Headlines that GE is planning to sell off pieces of its digital division spread like wildfire across Wall Street and the tech community. The rumors are part of an ongoing narrative for GE, as it attempts to become part software company.
GE’s digital ambitions started in 2011 under Jeff Immelt’s direction, and the shift to software has seen its share of fits and starts since the launch of GE Digital in 2015. But rather than debate whether the latest rumors are true, CIOs should be taking notes on the digital transformation master class unfolding before their eyes.
GE’s turnaround CEO, John Flannery, is attempting to achieve a delicate balance that right-sizes the company, but does not give up on the company’s push to disrupt the industrial space with digital technologies.
Indeed, tech experts believe the rumors about GE Digital — true or not — illustrate how hard it is to create a digital strategy and build a digital culture.
“Not every company is going to be a software company for the majority of its revenue. But every company has to be a technology company at heart,” said Nigel Fenwick, an analyst at Forrester Research. “And that means figuring out what kind of changes, culturally, companies are going to need in order to adopt a digital mindset.”
The recent rumors about GE Digital triggered a response from Flannery, who quickly published a piece that highlighted the company’s commitment to digital, to the industrial internet of things and to its technology platform Predix. And it would be surprising if GE planned to abandon its investment in the industrial internet of things, as the impact that IoT and digital devices will have on every industry will be profound, according to Alfonso Velosa, an analyst at Gartner.
“Everybody is starting to see this. The problem is, it’s still early days,” he said.
For CIOs charged with digital transformation, one takeaway from the GE rumor mill is unambiguous.

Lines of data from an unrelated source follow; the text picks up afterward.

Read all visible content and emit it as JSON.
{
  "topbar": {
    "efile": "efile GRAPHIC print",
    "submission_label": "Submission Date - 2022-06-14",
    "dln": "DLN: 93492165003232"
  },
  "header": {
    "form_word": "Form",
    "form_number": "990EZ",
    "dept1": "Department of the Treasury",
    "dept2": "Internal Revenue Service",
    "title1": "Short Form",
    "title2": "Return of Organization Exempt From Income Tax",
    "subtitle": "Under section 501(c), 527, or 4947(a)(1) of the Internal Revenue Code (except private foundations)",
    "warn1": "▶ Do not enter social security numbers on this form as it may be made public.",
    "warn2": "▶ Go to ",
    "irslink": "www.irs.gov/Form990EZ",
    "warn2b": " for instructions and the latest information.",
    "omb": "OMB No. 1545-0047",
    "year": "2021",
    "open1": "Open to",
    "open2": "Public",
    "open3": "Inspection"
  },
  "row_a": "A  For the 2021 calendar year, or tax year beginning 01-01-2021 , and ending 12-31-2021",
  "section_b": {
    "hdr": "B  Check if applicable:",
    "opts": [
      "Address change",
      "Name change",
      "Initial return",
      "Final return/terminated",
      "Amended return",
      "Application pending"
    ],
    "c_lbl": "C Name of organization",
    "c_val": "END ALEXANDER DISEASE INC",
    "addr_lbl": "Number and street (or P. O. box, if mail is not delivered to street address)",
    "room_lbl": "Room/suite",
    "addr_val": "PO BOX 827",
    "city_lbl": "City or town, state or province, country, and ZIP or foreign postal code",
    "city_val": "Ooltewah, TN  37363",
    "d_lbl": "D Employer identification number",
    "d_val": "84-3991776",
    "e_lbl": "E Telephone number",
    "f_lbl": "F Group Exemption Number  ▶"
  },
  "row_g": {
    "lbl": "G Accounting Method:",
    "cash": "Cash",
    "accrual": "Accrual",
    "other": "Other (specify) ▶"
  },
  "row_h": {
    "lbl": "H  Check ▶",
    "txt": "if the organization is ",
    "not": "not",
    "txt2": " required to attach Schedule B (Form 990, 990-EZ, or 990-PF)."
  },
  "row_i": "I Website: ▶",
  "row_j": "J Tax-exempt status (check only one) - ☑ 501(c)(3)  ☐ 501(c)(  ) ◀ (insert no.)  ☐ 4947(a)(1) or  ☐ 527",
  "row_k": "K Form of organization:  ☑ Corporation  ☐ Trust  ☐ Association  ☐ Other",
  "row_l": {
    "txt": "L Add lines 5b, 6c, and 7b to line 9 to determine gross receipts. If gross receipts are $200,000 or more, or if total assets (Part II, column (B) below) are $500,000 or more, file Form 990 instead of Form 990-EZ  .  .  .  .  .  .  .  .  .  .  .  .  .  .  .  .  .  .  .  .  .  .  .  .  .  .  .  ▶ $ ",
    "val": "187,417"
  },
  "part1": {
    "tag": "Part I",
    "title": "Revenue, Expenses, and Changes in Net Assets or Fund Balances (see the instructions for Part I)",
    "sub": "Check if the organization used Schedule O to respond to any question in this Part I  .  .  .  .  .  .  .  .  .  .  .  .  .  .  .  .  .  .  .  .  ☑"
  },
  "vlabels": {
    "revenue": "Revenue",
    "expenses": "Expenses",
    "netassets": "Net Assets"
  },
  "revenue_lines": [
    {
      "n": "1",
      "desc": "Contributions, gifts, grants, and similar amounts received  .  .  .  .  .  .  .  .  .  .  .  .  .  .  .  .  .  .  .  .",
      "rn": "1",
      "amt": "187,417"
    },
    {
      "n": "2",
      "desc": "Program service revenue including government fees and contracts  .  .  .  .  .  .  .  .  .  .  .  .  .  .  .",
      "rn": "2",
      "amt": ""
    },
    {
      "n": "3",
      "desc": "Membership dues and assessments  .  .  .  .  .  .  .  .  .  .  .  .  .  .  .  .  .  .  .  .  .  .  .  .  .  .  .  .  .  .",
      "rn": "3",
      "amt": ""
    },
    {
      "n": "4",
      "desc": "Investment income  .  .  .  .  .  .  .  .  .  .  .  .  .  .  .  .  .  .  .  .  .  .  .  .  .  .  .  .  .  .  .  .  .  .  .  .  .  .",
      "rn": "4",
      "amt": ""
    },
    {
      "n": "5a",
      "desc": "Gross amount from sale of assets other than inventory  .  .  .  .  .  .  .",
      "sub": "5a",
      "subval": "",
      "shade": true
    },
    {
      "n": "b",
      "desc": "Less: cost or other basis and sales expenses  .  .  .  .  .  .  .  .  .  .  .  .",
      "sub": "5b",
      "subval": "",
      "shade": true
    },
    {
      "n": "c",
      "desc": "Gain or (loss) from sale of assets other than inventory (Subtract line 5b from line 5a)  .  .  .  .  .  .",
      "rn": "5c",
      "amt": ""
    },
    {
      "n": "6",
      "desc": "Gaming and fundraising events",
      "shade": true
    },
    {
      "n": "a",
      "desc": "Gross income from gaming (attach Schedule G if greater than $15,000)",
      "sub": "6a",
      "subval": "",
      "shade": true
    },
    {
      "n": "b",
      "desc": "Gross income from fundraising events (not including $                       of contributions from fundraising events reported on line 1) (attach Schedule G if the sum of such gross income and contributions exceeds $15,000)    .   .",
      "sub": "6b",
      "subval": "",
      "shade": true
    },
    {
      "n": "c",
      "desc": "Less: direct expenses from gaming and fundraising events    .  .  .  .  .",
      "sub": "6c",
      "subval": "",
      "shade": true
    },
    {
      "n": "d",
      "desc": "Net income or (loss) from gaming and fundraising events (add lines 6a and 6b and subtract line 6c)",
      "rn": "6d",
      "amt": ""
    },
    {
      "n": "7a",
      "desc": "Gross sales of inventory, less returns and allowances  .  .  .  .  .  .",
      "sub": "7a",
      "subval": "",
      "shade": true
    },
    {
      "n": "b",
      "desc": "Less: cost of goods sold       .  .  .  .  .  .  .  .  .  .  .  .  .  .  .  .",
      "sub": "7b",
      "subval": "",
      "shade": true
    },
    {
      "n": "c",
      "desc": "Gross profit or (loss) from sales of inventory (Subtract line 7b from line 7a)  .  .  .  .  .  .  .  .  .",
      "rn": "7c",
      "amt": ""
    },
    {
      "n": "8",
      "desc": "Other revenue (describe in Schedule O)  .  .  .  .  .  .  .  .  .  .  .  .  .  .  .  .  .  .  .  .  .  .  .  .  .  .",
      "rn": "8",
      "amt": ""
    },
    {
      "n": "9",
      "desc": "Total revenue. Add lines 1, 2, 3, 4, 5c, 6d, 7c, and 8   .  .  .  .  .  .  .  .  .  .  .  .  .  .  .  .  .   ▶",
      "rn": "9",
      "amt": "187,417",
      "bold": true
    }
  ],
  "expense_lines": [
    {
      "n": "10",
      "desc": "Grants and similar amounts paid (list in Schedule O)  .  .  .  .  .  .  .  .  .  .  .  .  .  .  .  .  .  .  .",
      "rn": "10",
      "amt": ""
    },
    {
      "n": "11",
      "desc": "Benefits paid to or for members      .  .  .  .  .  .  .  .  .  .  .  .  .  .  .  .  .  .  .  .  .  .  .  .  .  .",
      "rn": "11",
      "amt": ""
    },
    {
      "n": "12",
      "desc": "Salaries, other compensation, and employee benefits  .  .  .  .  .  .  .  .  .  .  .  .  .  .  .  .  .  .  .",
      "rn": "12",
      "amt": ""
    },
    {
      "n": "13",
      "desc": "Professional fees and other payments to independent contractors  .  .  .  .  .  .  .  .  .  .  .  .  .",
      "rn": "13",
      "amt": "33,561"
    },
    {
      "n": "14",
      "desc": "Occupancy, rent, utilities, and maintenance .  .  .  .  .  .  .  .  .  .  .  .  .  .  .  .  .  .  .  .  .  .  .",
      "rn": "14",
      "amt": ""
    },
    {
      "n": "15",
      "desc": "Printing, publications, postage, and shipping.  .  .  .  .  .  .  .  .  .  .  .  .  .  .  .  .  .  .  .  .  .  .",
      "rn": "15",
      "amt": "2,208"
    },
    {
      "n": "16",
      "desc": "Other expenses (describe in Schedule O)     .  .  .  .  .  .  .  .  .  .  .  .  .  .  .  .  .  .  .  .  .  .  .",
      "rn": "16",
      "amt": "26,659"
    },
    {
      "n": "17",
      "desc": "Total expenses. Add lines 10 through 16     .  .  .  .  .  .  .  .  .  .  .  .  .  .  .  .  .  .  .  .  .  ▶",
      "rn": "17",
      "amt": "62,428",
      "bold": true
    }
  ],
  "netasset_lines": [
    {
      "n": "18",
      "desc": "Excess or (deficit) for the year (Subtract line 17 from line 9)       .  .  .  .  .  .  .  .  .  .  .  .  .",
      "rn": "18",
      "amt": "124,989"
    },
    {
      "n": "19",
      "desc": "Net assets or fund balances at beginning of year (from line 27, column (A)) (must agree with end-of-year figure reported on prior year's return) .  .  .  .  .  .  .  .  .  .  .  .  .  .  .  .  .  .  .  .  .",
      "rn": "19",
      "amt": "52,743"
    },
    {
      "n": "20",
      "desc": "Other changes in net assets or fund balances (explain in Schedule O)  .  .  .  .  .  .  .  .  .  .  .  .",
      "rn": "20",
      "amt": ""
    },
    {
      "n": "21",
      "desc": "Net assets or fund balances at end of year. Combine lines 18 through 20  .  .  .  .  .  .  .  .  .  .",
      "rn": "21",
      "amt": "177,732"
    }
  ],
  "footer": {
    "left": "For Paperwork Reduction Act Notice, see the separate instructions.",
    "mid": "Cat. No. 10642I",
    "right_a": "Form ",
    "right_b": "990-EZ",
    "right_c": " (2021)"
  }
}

To succeed, CIOs will need to think through difficult questions, such as how to integrate the technology into business processes and customer processes, as well as when to build technology internally and when to work with trusted partners.
Developing a blueprint that addresses questions like these requires a clear set of strategic objectives from senior leaders, or what Velosa called “strategic clarity.” Otherwise, companies risk taking their eye off what they see as the ultimate prize, Velosa said.
Case in point: GE’s original idea was to implement data centers for customers. “At a certain point, they realized that wasn’t their differentiation,” he said. “But investing in either a data center and/or a [colocation] strategy took resources and people’s attention away from what was really the core problem.”
Chip Childers, CTO at Cloud Foundry Foundation, an open source cloud computing project based in San Francisco, recommended that CIOs of more traditional companies — be they manufacturing or not — also look at talent when taking on a digital transformation project. He said they should take stock of the technical skills they have on hand and how those skills can support product development.
If talent gaps exist, Childers suggested CIOs seek out domain experts they can train “to go build the software, systems and applications that are going to be valuable to the enterprise customer.”
Getting a seat at the product development table may not be feasible for all CIOs, especially those who face the antiquated perspective that IT is a cost center, rather than a strategic partner. In those cases, a CIO’s best strategy is “to figure out how to be an amazing service provider to the product team,” Childers said.
A digital culture
Technology and strategy aside, the bigger digital transformation barrier for GE — and for most companies — is culture, according to Forrester’s Fenwick.
“Culture comes down to how to prioritize what to do next, how do you determine where to invest your dollars, and how do you determine how to recognize innovation inside the company,” he said.
A company like GE, which builds products to 99.99% perfection, also has to figure out how to enable its employees to fail fast inside the company. And that’s no easy task, according to Fenwick. “They’ve learned how to build a successful foundation to develop products that work right the first time. Then, you try to change that culture,” he said. “That’s a very difficult, uphill battle.”
Nigel Fenwickanalyst at Forrester
A good way for CIOs to start chipping at the entrenched culture is metrics — what Fenwick said is the low-hanging fruit for establishing a digital culture.
“Metrics drive behavior,” he said. “And the behavior of employees is a key part of culture.”
Rather than align IT metrics to business metrics, IT metrics should be the same as business metrics. CIOs should look to business units or marketing and create metrics that hold IT professionals accountable to business goals, such as revenue, profitability and customer impact.
Companies that are successfully driving digital transformation see customer metrics such as net promoter score or customer satisfaction as critical to their longevity.
“They believe that the revenue of the future will follow these customer metrics,” he said.
While common metrics may seem small, Fenwick said it’s an important step for IT and for the enterprise as a whole. A shared set of goals can, for example, help create a common language for the company, which can reduce friction between departments and get everyone focused on the same goals, according to Fenwick.
“Getting that focus and making sure everyone in IT understands the reason they’re paid to come into work every day is not to write software. They’re paid to come into work every day to create value for customers, and they do that by writing software,” Fenwick said.